Extensions Overview
Otter's extension model is layered:
- hosted modules inside the workspace;
- native bindings compiled with the engine;
- source-level plugin packages when a stable extension crate exists;
- ABI/FFI plugins only with explicit versioning and ownership rules.
All layers must preserve the same runtime rules:
- permissions are deny-by-default;
- no raw GC handle crosses isolate or worker boundaries;
- persistent JS-visible state uses
Root; - weak handles upgrade only through a matching context;
- external memory is accounted;
- async work hops back to the isolate before touching VM state.
JavaScript-visible surfaces should use the production spec/builder flow:
- static specs declare names, arity, attributes, and native targets;
- builders install specs through explicit
RuntimeCx/NativeCtx; - centralized bootstrap owns global/prototype/module install order;
- macros, when available, generate the same static specs rather than a separate runtime registry.

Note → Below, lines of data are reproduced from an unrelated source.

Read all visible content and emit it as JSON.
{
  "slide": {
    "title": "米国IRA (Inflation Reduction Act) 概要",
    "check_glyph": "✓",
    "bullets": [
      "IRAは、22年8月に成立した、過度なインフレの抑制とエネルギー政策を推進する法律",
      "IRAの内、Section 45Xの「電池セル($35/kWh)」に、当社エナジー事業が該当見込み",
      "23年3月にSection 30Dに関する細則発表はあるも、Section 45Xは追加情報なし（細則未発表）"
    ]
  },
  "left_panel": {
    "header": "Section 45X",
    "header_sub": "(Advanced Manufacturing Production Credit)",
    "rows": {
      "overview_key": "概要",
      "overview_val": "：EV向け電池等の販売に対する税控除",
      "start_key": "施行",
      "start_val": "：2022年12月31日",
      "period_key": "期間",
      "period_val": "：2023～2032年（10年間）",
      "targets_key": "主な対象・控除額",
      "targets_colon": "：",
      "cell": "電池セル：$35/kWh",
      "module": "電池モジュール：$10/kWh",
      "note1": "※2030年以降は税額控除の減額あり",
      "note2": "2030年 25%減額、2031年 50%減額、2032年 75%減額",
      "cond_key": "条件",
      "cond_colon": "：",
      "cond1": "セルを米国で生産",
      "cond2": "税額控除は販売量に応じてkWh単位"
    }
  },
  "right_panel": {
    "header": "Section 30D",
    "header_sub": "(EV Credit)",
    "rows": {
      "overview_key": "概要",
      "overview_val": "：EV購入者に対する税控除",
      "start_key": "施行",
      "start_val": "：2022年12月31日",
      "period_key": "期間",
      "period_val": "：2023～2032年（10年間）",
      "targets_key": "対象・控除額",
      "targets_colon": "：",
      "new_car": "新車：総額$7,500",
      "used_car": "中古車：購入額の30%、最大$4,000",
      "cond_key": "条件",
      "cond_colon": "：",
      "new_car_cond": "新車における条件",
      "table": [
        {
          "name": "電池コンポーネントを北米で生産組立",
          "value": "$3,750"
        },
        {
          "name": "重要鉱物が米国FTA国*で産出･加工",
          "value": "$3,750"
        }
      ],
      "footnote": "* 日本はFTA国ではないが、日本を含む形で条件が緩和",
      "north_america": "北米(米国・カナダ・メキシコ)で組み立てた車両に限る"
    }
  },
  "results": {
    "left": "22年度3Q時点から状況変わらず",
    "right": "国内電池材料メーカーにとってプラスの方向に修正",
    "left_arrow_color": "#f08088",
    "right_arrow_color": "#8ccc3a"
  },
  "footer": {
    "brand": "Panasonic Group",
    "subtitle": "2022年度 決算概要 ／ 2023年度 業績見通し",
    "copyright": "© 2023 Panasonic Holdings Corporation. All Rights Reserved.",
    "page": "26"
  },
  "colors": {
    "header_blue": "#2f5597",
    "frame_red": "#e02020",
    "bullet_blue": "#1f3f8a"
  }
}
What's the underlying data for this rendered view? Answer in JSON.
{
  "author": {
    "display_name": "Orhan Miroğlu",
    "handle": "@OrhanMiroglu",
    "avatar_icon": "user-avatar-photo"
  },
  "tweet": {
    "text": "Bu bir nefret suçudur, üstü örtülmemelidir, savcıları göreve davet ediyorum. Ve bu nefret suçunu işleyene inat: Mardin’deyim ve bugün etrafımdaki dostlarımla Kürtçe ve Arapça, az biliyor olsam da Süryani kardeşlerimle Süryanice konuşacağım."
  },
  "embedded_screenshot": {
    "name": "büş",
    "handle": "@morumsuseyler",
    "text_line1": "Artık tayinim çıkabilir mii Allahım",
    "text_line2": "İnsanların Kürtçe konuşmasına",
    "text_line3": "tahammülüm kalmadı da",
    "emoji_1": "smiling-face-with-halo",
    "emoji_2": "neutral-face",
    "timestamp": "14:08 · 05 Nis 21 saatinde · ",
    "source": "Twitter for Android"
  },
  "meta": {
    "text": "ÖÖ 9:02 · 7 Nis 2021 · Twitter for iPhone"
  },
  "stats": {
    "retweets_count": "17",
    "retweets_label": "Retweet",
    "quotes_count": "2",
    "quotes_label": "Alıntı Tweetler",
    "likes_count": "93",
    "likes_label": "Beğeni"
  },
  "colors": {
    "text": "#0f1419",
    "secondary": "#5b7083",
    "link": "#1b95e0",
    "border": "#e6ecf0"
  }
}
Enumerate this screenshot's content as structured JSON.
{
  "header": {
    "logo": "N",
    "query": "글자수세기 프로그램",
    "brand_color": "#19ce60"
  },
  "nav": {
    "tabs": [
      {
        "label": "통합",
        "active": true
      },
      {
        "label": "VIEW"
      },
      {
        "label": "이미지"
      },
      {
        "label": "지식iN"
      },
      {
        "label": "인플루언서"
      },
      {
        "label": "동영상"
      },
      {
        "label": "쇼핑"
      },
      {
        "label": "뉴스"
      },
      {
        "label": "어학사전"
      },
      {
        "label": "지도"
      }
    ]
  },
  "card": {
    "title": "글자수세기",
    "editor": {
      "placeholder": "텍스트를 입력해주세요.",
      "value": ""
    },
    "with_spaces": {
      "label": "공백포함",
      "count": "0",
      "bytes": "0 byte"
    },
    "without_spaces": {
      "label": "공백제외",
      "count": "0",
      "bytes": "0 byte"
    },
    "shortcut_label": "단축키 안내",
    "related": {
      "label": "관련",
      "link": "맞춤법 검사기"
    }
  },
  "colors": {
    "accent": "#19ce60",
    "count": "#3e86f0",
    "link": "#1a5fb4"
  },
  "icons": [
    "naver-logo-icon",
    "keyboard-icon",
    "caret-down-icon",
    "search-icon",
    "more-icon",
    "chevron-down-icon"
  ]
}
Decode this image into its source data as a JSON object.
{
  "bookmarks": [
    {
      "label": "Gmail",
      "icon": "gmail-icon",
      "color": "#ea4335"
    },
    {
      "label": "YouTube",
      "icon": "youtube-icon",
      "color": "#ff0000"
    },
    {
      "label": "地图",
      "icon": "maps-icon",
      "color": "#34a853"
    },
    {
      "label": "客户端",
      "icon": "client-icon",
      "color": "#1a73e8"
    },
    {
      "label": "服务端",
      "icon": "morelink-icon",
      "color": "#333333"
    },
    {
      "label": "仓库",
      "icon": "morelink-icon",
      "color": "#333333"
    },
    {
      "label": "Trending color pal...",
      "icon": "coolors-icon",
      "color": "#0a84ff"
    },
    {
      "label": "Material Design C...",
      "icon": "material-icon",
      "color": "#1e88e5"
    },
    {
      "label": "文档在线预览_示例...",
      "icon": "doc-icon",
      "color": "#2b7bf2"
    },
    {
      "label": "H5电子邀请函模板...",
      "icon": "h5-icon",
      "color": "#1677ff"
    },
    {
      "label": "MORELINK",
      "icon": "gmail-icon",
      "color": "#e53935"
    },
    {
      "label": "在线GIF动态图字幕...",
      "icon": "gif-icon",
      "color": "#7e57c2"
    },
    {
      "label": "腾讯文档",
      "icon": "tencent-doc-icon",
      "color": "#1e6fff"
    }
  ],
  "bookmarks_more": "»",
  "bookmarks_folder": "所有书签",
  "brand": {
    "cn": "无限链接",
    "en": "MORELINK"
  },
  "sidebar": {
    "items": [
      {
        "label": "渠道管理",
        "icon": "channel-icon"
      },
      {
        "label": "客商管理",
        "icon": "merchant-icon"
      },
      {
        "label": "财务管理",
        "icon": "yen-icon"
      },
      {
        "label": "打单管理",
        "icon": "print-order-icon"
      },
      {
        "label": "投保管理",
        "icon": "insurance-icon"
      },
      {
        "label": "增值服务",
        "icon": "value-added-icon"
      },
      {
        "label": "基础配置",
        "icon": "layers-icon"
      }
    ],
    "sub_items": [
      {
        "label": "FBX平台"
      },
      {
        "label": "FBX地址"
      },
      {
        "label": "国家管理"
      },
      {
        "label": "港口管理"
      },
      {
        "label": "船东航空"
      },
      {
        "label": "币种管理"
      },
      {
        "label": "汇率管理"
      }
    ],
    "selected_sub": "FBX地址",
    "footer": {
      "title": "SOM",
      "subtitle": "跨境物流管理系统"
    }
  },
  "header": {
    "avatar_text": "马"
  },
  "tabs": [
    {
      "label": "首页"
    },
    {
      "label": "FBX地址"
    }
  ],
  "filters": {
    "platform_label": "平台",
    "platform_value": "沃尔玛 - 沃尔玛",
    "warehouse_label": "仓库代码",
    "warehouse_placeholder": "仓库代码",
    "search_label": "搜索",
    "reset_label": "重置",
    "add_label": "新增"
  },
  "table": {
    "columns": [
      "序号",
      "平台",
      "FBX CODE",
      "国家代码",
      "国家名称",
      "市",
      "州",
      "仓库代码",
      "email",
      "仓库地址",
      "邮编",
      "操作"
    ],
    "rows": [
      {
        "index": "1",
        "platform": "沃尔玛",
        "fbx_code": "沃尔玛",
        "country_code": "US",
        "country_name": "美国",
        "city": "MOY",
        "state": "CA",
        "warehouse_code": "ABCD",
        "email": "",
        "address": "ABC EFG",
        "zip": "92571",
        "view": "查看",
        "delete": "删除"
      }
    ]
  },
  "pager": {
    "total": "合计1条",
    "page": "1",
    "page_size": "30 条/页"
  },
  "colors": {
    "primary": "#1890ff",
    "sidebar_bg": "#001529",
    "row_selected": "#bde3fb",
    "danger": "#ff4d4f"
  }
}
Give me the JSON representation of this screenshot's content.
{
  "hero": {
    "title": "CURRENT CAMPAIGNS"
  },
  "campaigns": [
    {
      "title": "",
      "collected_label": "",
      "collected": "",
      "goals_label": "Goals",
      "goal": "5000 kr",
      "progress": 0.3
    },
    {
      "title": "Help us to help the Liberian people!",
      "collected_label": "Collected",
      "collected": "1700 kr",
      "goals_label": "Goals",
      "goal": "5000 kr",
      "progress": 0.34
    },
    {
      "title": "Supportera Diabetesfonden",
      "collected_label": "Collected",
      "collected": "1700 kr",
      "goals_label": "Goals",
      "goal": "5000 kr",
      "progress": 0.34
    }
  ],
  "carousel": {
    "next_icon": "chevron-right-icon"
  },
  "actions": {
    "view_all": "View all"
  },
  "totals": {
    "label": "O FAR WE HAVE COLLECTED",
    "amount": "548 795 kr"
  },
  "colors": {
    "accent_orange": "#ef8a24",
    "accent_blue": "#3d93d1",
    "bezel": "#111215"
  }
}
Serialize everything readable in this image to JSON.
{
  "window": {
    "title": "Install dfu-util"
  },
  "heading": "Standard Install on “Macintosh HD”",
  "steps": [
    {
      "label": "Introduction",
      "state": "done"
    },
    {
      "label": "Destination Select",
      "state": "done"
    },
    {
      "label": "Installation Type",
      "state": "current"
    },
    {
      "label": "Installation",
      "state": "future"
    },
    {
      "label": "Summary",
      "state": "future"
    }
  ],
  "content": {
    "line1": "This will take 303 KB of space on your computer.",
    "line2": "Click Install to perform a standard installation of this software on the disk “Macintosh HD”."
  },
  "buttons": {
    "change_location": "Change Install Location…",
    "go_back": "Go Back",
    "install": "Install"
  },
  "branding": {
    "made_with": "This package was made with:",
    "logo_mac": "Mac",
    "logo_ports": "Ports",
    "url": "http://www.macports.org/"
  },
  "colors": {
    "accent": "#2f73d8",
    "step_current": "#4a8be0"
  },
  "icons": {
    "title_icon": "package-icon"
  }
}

The first stable builder/spec backend lives in otter-vm::js_surface plus
the centralized otter-vm::bootstrap registry. New JS-visible surfaces
should use that path unless capability checks or delicate install order
require a small manual installer that still calls the same builders.
Breaking changes to extension APIs are allowed while the active engine API is pre-stable if they improve safety, startup, or steady-state performance.
Plugin details stay design-only until the API is stable enough to document here fully.
Extension Checklist
For any new JS-visible API:
- choose the active
crates/*crate that owns the behavior; - decide whether the surface is a global, builtin class, namespace, hosted module, or runtime-only helper;
- enforce permissions at the Rust boundary;
- allocate, root, mutate, and account memory through context APIs;
- add runtime tests and TypeScript declarations when the surface is public;
- add docs here when the workflow is stable.